Studio album by Ragnarok
- Released: January 31st, 2000
- Recorded: October 1998 and February 1999 at Endless Studio in Oslo, Norway
- Genre: Black metal
- Length: 54:14
- Label: Head Not Found
- Producers: Tore Moren, Knut Magne Valle and Ragnarok

Ragnarok chronology
| Arising Realm (1997) | Diabolical Age (2000) | In Nomine Satanas (2002) |

= Diabolical Age =

Diabolical Age is the third studio album by Norwegian black metal band Ragnarok, released on January 31, 2000, under Head Not Found record label. It is the final album with vocalist Thyme (Dag Ronny Hansen).

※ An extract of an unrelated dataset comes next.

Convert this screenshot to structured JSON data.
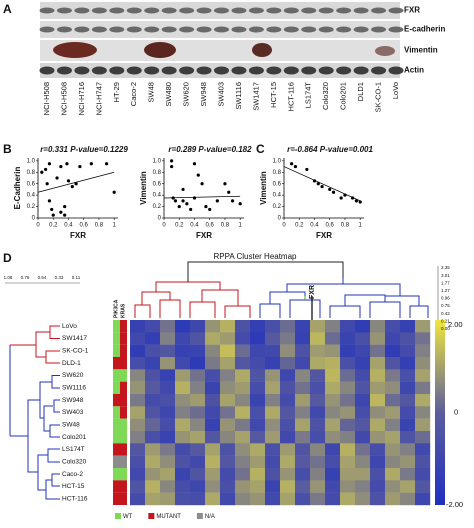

Arcturus guitarist Knut Magne Valle was the engineer on the recording sessions.

== Track listing ==
All music and lyrics by Ragnarok, except lyrics for track 3 by Lillith Demona and music for track 8 written and performed by Jørgen Ø. Andersen.

| No. | Title | Length |
|---|---|---|
| 1. | "It's War" | 7:16 |
| 2. | "Nocturnal Sphere" | 8:28 |
| 3. | "Diabolical Age" | 7:06 |
| 4. | "Certain Death" | 5:16 |
| 5. | "The Heart Of Satan" | 5:27 |
| 6. | "Devastated Christ" | 8:32 |
| 7. | "The Key Is Turned For The 7th Time" | 6:12 |
| 8. | "Postludium" | 5:54 |
| Total length: |  | 54:14 |

==Personnel==

===Ragnarok===
- Thyme: Vocal
- Rym: Guitars
- Jerv: Bass
- Jontho P.: Drums

===Additional personnel===
- Jørgen Ø. Andersen - Keyboards (track 8)

=== Production and engineering ===
- Recorded during October 1998 and February 1999 at Endless Studio in Oslo.
- Produced by Tore Moren, Knut Magne Valle and Ragnarok.
- Mastered at Strype Audio by Tom Kvålsvoll and Ragnarok.